How Clint Eastwood Really Feels About Religion

After more than half a century in Hollywood, Clint Eastwood is known as the ultimate cowboy. Before making it big in movies, he starred in the 1960s Western series "Rawhide" and later became the star of various films called "spaghetti Westerns," including "A Fist Full of Dollars" and "The Good, the Bad, and the Ugly."

Eastwood also branched out, transitioning from starring in Westerns to directing and producing them. He won his first Oscars for behind-the-camera work for 1992's "Unforgiven." Eastwood eventually went on to direct movies like "The Bridges of Madison County" and "True Crime" while also starring in them (via Biography). 

Through it all, Eastwood has remained outspoken when it comes to politics — and even held official office for a few years — but one thing he has remained relatively private about is religion.

Clint Eastwood once put politics ahead of religion

In 1986, Clint Eastwood decided he was going to run for mayor of the coastal California town where he lived, Carmel-By-The-Sea. As he told The Wall Street Journal in 2020, he did it because he felt that the current mayor wasn't doing her job right. "She used to knit during public meetings," he said.
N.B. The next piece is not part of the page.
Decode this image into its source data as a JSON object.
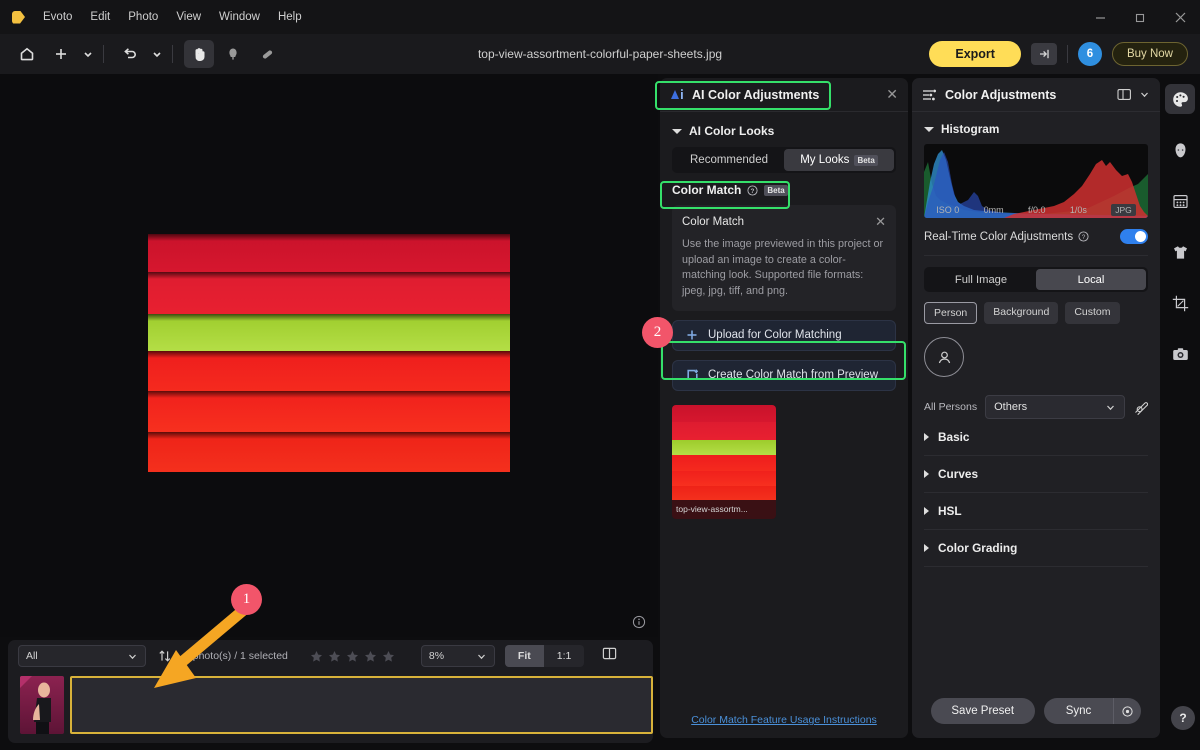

Although he was a Republican, the ballot didn't even list party affiliations, so Eastwood ran his campaign in a non-partisan, old-fashioned way. "I drank a lot of tea and chatted with people," he said. "I told people 'I'll fix this, and I'll fix that.'" After winning, he decided there was no reason to run for re-election. Why? "You can't have the same old people in office all the time," he said.
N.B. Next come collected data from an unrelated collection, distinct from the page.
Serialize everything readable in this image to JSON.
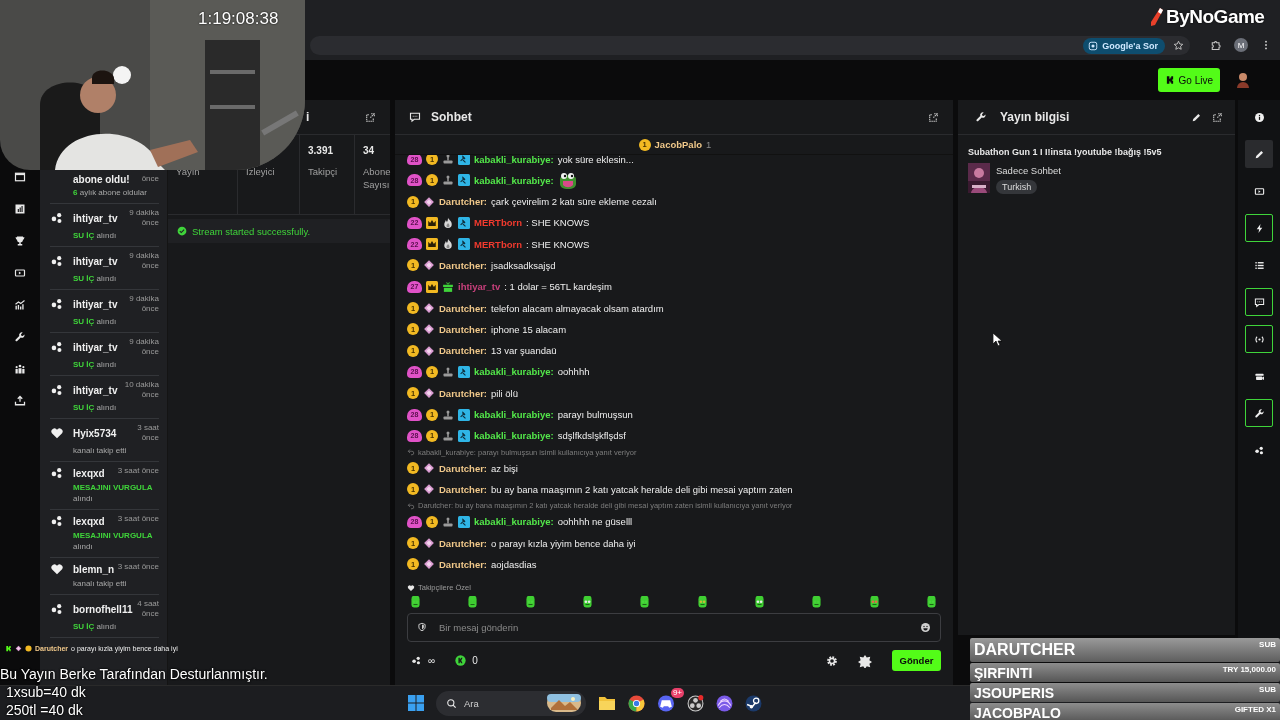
{
  "browser": {
    "ask_button": "Google'a Sor",
    "profile": "M"
  },
  "header": {
    "go_live": "Go Live"
  },
  "activity": [
    {
      "kind": "sub",
      "title": "abone oldu!",
      "time": "önce",
      "count": "6",
      "detail": "aylık abone oldular"
    },
    {
      "kind": "reward",
      "user": "ihtiyar_tv",
      "time": "9 dakika önce",
      "reward": "SU İÇ",
      "detail": "alındı"
    },
    {
      "kind": "reward",
      "user": "ihtiyar_tv",
      "time": "9 dakika önce",
      "reward": "SU İÇ",
      "detail": "alındı"
    },
    {
      "kind": "reward",
      "user": "ihtiyar_tv",
      "time": "9 dakika önce",
      "reward": "SU İÇ",
      "detail": "alındı"
    },
    {
      "kind": "reward",
      "user": "ihtiyar_tv",
      "time": "9 dakika önce",
      "reward": "SU İÇ",
      "detail": "alındı"
    },
    {
      "kind": "reward",
      "user": "ihtiyar_tv",
      "time": "10 dakika önce",
      "reward": "SU İÇ",
      "detail": "alındı"
    },
    {
      "kind": "follow",
      "user": "Hyix5734",
      "time": "3 saat önce",
      "detail": "kanalı takip etti"
    },
    {
      "kind": "reward",
      "user": "lexqxd",
      "time": "3 saat önce",
      "reward": "MESAJINI VURGULA",
      "detail": "alındı"
    },
    {
      "kind": "reward",
      "user": "lexqxd",
      "time": "3 saat önce",
      "reward": "MESAJINI VURGULA",
      "detail": "alındı"
    },
    {
      "kind": "follow",
      "user": "blemn_n",
      "time": "3 saat önce",
      "detail": "kanalı takip etti"
    },
    {
      "kind": "reward",
      "user": "bornofhell11",
      "time": "4 saat önce",
      "reward": "SU İÇ",
      "detail": "alındı"
    }
  ],
  "stats": {
    "title": "i",
    "cells": [
      {
        "label": "Yayın"
      },
      {
        "label": "İzleyici"
      },
      {
        "value": "3.391",
        "label": "Takipçi"
      },
      {
        "value": "34",
        "label": "Abone Sayısı"
      }
    ],
    "notice": "Stream started successfully."
  },
  "chat": {
    "title": "Sohbet",
    "pinned": {
      "badge": "1",
      "user": "JacobPalo",
      "count": "1"
    },
    "messages": [
      {
        "kind": "message",
        "badges": [
          {
            "kind": "sub",
            "text": "28"
          },
          {
            "kind": "coin",
            "text": "1"
          },
          {
            "kind": "gamepad"
          },
          {
            "kind": "mod"
          }
        ],
        "user": "kabakli_kurabiye:",
        "color": "#53e84a",
        "text": "yok süre eklesin..."
      },
      {
        "kind": "emote",
        "badges": [
          {
            "kind": "sub",
            "text": "28"
          },
          {
            "kind": "coin",
            "text": "1"
          },
          {
            "kind": "gamepad"
          },
          {
            "kind": "mod"
          }
        ],
        "user": "kabakli_kurabiye:",
        "color": "#53e84a"
      },
      {
        "kind": "message",
        "badges": [
          {
            "kind": "coin",
            "text": "1"
          },
          {
            "kind": "diamond"
          }
        ],
        "user": "Darutcher:",
        "color": "#f0c88a",
        "text": "çark çevirelim 2 katı süre ekleme cezalı"
      },
      {
        "kind": "message",
        "badges": [
          {
            "kind": "sub",
            "text": "22"
          },
          {
            "kind": "crown"
          },
          {
            "kind": "flame"
          },
          {
            "kind": "mod"
          }
        ],
        "user": "MERTborn",
        "color": "#f03a2e",
        "text": ": SHE KNOWS"
      },
      {
        "kind": "message",
        "badges": [
          {
            "kind": "sub",
            "text": "22"
          },
          {
            "kind": "crown"
          },
          {
            "kind": "flame"
          },
          {
            "kind": "mod"
          }
        ],
        "user": "MERTborn",
        "color": "#f03a2e",
        "text": ": SHE KNOWS"
      },
      {
        "kind": "message",
        "badges": [
          {
            "kind": "coin",
            "text": "1"
          },
          {
            "kind": "diamond"
          }
        ],
        "user": "Darutcher:",
        "color": "#f0c88a",
        "text": "jsadksadksajşd"
      },
      {
        "kind": "message",
        "badges": [
          {
            "kind": "sub",
            "text": "27"
          },
          {
            "kind": "crown"
          },
          {
            "kind": "gift"
          }
        ],
        "user": "ihtiyar_tv",
        "color": "#c8407c",
        "text": ": 1 dolar = 56TL kardeşim"
      },
      {
        "kind": "message",
        "badges": [
          {
            "kind": "coin",
            "text": "1"
          },
          {
            "kind": "diamond"
          }
        ],
        "user": "Darutcher:",
        "color": "#f0c88a",
        "text": "telefon alacam almayacak olsam atardım"
      },
      {
        "kind": "message",
        "badges": [
          {
            "kind": "coin",
            "text": "1"
          },
          {
            "kind": "diamond"
          }
        ],
        "user": "Darutcher:",
        "color": "#f0c88a",
        "text": "iphone 15 alacam"
      },
      {
        "kind": "message",
        "badges": [
          {
            "kind": "coin",
            "text": "1"
          },
          {
            "kind": "diamond"
          }
        ],
        "user": "Darutcher:",
        "color": "#f0c88a",
        "text": "13 var şuandaü"
      },
      {
        "kind": "message",
        "badges": [
          {
            "kind": "sub",
            "text": "28"
          },
          {
            "kind": "coin",
            "text": "1"
          },
          {
            "kind": "gamepad"
          },
          {
            "kind": "mod"
          }
        ],
        "user": "kabakli_kurabiye:",
        "color": "#53e84a",
        "text": "oohhhh"
      },
      {
        "kind": "message",
        "badges": [
          {
            "kind": "coin",
            "text": "1"
          },
          {
            "kind": "diamond"
          }
        ],
        "user": "Darutcher:",
        "color": "#f0c88a",
        "text": "pili ölü"
      },
      {
        "kind": "message",
        "badges": [
          {
            "kind": "sub",
            "text": "28"
          },
          {
            "kind": "coin",
            "text": "1"
          },
          {
            "kind": "gamepad"
          },
          {
            "kind": "mod"
          }
        ],
        "user": "kabakli_kurabiye:",
        "color": "#53e84a",
        "text": "parayı bulmuşsun"
      },
      {
        "kind": "message",
        "badges": [
          {
            "kind": "sub",
            "text": "28"
          },
          {
            "kind": "coin",
            "text": "1"
          },
          {
            "kind": "gamepad"
          },
          {
            "kind": "mod"
          }
        ],
        "user": "kabakli_kurabiye:",
        "color": "#53e84a",
        "text": "sdşlfkdslşkflşdsf"
      },
      {
        "kind": "reply",
        "text": "kabakli_kurabiye: parayı bulmuşsun isimli kullanıcıya yanıt veriyor"
      },
      {
        "kind": "message",
        "badges": [
          {
            "kind": "coin",
            "text": "1"
          },
          {
            "kind": "diamond"
          }
        ],
        "user": "Darutcher:",
        "color": "#f0c88a",
        "text": "az bişi"
      },
      {
        "kind": "message",
        "badges": [
          {
            "kind": "coin",
            "text": "1"
          },
          {
            "kind": "diamond"
          }
        ],
        "user": "Darutcher:",
        "color": "#f0c88a",
        "text": "bu ay bana maaşımın 2 katı yatcak heralde deli gibi mesai yaptım zaten"
      },
      {
        "kind": "reply",
        "text": "Darutcher: bu ay bana maaşımın 2 katı yatcak heralde deli gibi mesai yaptım zaten isimli kullanıcıya yanıt veriyor"
      },
      {
        "kind": "message",
        "badges": [
          {
            "kind": "sub",
            "text": "28"
          },
          {
            "kind": "coin",
            "text": "1"
          },
          {
            "kind": "gamepad"
          },
          {
            "kind": "mod"
          }
        ],
        "user": "kabakli_kurabiye:",
        "color": "#53e84a",
        "text": "oohhhh ne güselll"
      },
      {
        "kind": "message",
        "badges": [
          {
            "kind": "coin",
            "text": "1"
          },
          {
            "kind": "diamond"
          }
        ],
        "user": "Darutcher:",
        "color": "#f0c88a",
        "text": "o parayı kızla yiyim bence daha iyi"
      },
      {
        "kind": "message",
        "badges": [
          {
            "kind": "coin",
            "text": "1"
          },
          {
            "kind": "diamond"
          }
        ],
        "user": "Darutcher:",
        "color": "#f0c88a",
        "text": "aojdasdias"
      }
    ],
    "emote_section": "Takipçilere Özel",
    "input_placeholder": "Bir mesaj gönderin",
    "points": "∞",
    "kicks": "0",
    "send": "Gönder"
  },
  "stream_info": {
    "title": "Yayın bilgisi",
    "stream_title": "Subathon Gun 1 I I!insta !youtube !bağış !5v5",
    "category": "Sadece Sohbet",
    "tag": "Turkish"
  },
  "right_rail": [
    {
      "kind": "info",
      "outlined": false,
      "selected": false
    },
    {
      "kind": "pencil",
      "outlined": false,
      "selected": true
    },
    {
      "kind": "film",
      "outlined": false,
      "selected": false
    },
    {
      "kind": "bolt",
      "outlined": true,
      "selected": false
    },
    {
      "kind": "list",
      "outlined": false,
      "selected": false
    },
    {
      "kind": "chat",
      "outlined": true,
      "selected": false
    },
    {
      "kind": "broadcast",
      "outlined": true,
      "selected": false
    },
    {
      "kind": "camera",
      "outlined": false,
      "selected": false
    },
    {
      "kind": "wrench",
      "outlined": true,
      "selected": false
    },
    {
      "kind": "dots",
      "outlined": false,
      "selected": false
    }
  ],
  "taskbar": {
    "search_placeholder": "Ara",
    "notification_count": "9+"
  },
  "overlay": {
    "timer": "1:19:08:38",
    "logo": "ByNoGame",
    "chat_line": {
      "user": "Darutcher",
      "text": "o parayı kızla yiyim bence daha iyi"
    },
    "sponsor_lines": [
      "Bu Yayın Berke Tarafından Desturlanmıştır.",
      "1xsub=40 dk",
      "250tl =40 dk"
    ],
    "events": [
      {
        "name": "DARUTCHER",
        "amount": "SUB"
      },
      {
        "name": "ŞIRFINTI",
        "amount": "TRY 15,000.00"
      },
      {
        "name": "JSOUPERIS",
        "amount": "SUB"
      },
      {
        "name": "JACOBPALO",
        "amount": "GIFTED X1"
      }
    ]
  }
}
Eastwood got involved in politics once more in 2012 at the Republican National Convention when he famously delivered a puzzling monologue about the state of our nation to an empty chair that was supposed to represent Barack Obama. But most people still didn't know much about his views on religion.

Clint Eastwood is not a fan of organized religion

In a 2009 interview with GQ, Clint Eastwood discussed his spiritual side, explaining that he was once agnostic but started meditation to make him more spiritual. At the time, he said he meditated twice a day.
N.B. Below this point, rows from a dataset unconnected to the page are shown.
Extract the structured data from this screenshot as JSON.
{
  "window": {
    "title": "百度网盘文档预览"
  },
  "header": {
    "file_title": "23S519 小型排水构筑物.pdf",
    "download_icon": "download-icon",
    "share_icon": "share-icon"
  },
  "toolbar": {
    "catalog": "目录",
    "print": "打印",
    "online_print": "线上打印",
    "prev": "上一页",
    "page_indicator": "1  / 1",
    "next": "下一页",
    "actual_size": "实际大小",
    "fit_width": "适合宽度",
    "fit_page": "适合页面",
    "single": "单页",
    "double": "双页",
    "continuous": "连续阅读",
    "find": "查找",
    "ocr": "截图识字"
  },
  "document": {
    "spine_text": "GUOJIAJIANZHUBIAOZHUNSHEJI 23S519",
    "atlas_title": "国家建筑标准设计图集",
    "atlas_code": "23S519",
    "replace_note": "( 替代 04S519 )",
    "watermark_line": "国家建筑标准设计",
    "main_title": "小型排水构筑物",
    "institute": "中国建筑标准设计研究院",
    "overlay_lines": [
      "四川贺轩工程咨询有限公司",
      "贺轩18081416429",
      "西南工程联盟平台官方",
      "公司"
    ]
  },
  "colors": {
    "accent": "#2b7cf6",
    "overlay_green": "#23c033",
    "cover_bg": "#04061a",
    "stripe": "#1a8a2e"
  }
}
"I believe in whatever self-help you can give yourself, whether you believe in Buddha or whatever," Eastwood told GQ. "I'm not really a person of an organized religion. But I'm now much more tolerant of people who are religious, because I can see why they got there. I can sympathize."

Eastwood said he considered meditation the self-help he needed and that it had been a part of his life for decades. "Meditation with me was just a self-reliant thing," he said (via GQ). "I've been doing it almost forty years. But I don't go out and sell it. A lot of other people find meaning some other way, screaming in the street or whatever it is that gets it for you."